A hard-fought race by U.S. and global law firms to expand into China has turned into a retreat for many, thanks to growing pressures on foreign businesses and converging economic and geopolitical challenges, according to new data and interviews with lawyers and legal industry experts.

Of the 73 largest U.S. law firms with a presence in China, 32 shrank their attorney presence in the last decade, according to a Reuters review of data from Leopard Solutions, which tracks law firm hiring. In Beijing, 26 of the 48 largest U.S. law firms drew down their presence since 2018.

After rushing to gain market share during China's decades-long economic boom, U.S.-based firms in China grew their headcounts there just 3% between June 2018 and June 2023, the data show. The analysis included firms ranked among the 200 largest in the United States.

“The Chinese market has really become somewhat obsolete for those big law firms,” said Jingzhou Tao, the former managing partner in Beijing for law firms Dechert and DLA Piper. “The economic dynamics have completely changed.”

The regulatory environment has also shifted amid President Xi Jinping's growing crackdown on perceived data privacy, national security and espionage risks.

The mega-firm Dentons in July announced that it was ending its combination with Chinese law firm Dacheng, an 8,000-lawyer firm that accounted for Dentons' entire presence in mainland China. It cited new government restrictions on data privacy and cybersecurity that impose new requirements for collecting sensitive data and limit its transfer outside of China.

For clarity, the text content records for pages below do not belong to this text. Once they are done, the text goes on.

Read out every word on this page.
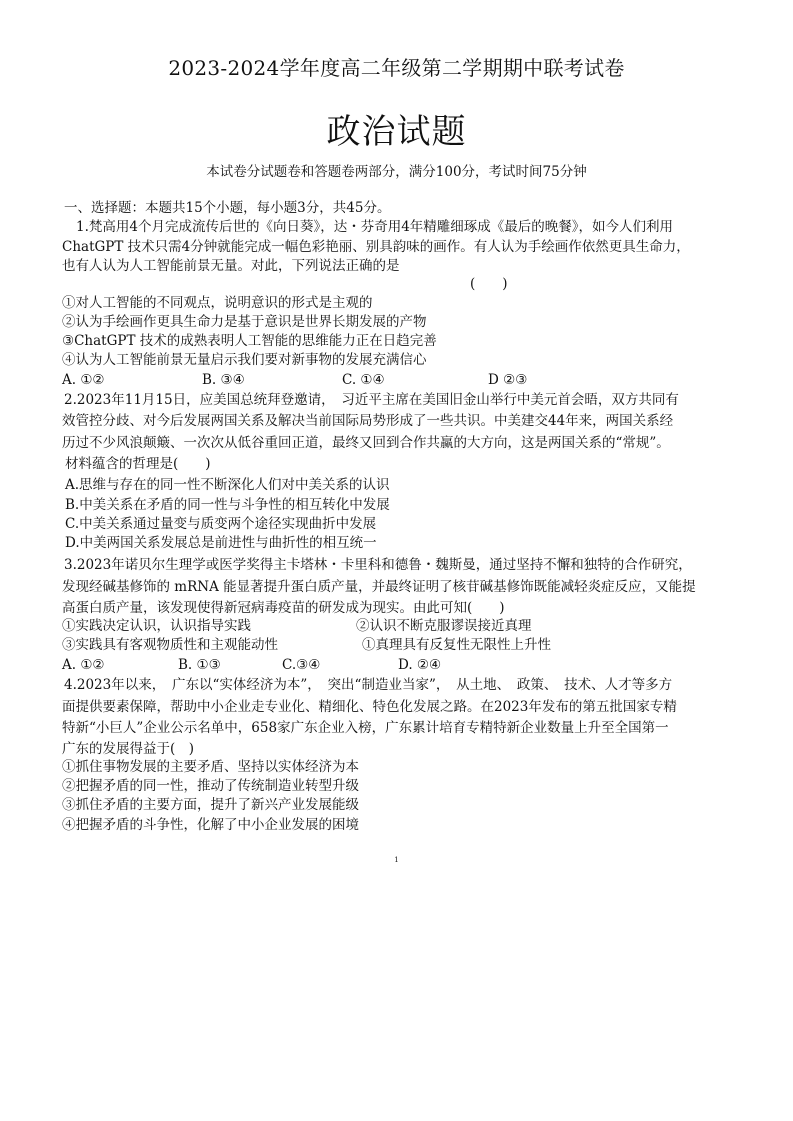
2023-2024学年度高二年级第二学期期中联考试卷
政治试题
本试卷分试题卷和答题卷两部分，满分100分，考试时间75分钟
一、选择题：本题共15个小题，每小题3分，共45分。
1.梵高用4个月完成流传后世的《向日葵》，达・芬奇用4年精雕细琢成《最后的晚餐》，如今人们利用
ChatGPT 技术只需4分钟就能完成一幅色彩艳丽、别具韵味的画作。有人认为手绘画作依然更具生命力，
也有人认为人工智能前景无量。对此，下列说法正确的是
(　　)
①对人工智能的不同观点，说明意识的形式是主观的
②认为手绘画作更具生命力是基于意识是世界长期发展的产物
③ChatGPT 技术的成熟表明人工智能的思维能力正在日趋完善
④认为人工智能前景无量启示我们要对新事物的发展充满信心
A. ①②	B. ③④	C. ①④	D ②③
2.2023年11月15日，应美国总统拜登邀请，　习近平主席在美国旧金山举行中美元首会晤，双方共同有
效管控分歧、对今后发展两国关系及解决当前国际局势形成了一些共识。中美建交44年来，两国关系经
历过不少风浪颠簸、一次次从低谷重回正道，最终又回到合作共赢的大方向，这是两国关系的“常规”。
材料蕴含的哲理是(　　)
A.思维与存在的同一性不断深化人们对中美关系的认识
B.中美关系在矛盾的同一性与斗争性的相互转化中发展
C.中美关系通过量变与质变两个途径实现曲折中发展
D.中美两国关系发展总是前进性与曲折性的相互统一
3.2023年诺贝尔生理学或医学奖得主卡塔林・卡里科和德鲁・魏斯曼，通过坚持不懈和独特的合作研究，
发现经碱基修饰的 mRNA 能显著提升蛋白质产量，并最终证明了核苷碱基修饰既能减轻炎症反应，又能提
高蛋白质产量，该发现使得新冠病毒疫苗的研发成为现实。由此可知(　　)
①实践决定认识，认识指导实践	②认识不断克服谬误接近真理
③实践具有客观物质性和主观能动性	①真理具有反复性无限性上升性
A. ①②	B. ①③	C.③④	D. ②④
4.2023年以来，　广东以“实体经济为本”，　突出“制造业当家”，　从土地、　政策、　技术、人才等多方
面提供要素保障，帮助中小企业走专业化、精细化、特色化发展之路。在2023年发布的第五批国家专精
特新“小巨人”企业公示名单中，658家广东企业入榜，广东累计培育专精特新企业数量上升至全国第一
广东的发展得益于(　)
①抓住事物发展的主要矛盾、坚持以实体经济为本
②把握矛盾的同一性，推动了传统制造业转型升级
③抓住矛盾的主要方面，提升了新兴产业发展能级
④把握矛盾的斗争性，化解了中小企业发展的困境
1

Denton's move came after Chinese regulators had discussions with Dentons lawyers in China over the last 18 months about the country's new security laws and sought assurances that the firm would comply, a source familiar with Dentons' decision to break with Dacheng told Reuters.

"You have no ability to protect the data and privacy of information that you may hold from your clients," the source said.

China's Ministry of Justice and Dacheng did not respond to requests for comment.

Dentons Global CEO Elliott Portnoy told Reuters in a statement that the firm's decision was not an "isolated incident" given the mounting regulatory pressures in China. He said the firm would continue serving the Chinese market and China-based clients through a client referral arrangement with Dacheng.

Other firms pulling back in China have pointed mainly to market conditions. U.K.-founded global law firm Linklaters in September said it planned to lay off 30 attorneys across its China offices, citing the country's "prolonged" economic downturn, which has brought a drop-off in transactions and deal activity requiring legal advice.

The Chinese economy has struggled to rebound from lengthy COVID-19 lockdowns, with a crisis in its property sector, falling consumer prices and lower demand for exports all hampering economic growth. Optimism among U.S. companies about doing business in China hit its lowest level on record in a survey released in September by the American Chamber of Commerce in Shanghai.

Baker McKenzie, which has one of the largest operations in China of any U.S.-founded law firm, has shrunk its Beijing office from 38 lawyers to seven and its Shanghai office from 22 lawyers to nine since 2018, according to the Leopard Solutions data.

The firm said it is still committed to China and has expanded its presence in Hong Kong and partnered with a Chinese law firm, FenXun.

Lawyers and industry observers said U.S. law firms risk alienating China's government and ceding potentially lucrative territory to their competitors if they pull out of the country entirely.

China remains the world’s second-largest economy. Despite the headwinds, roughly as many U.S.-founded law firms expanded their presence across the country in the last five years as have shrunk their footprint, data show.

Analysts said law firms would face challenges as long as the Chinese government continues to adopt a protectionist approach to foreign business and U.S.-China tensions remain high.

But David Wilkins, a professor at Harvard Law School who has studied the impact of globalization on the legal industry, said firms will operate in China as long the country continues to have a significant economic relationship with the West - and especially if its economy rebounds.

“The political situation in China would have to get a lot worse before firms would not want to be doing business in China in a booming economy,” Wilkins said.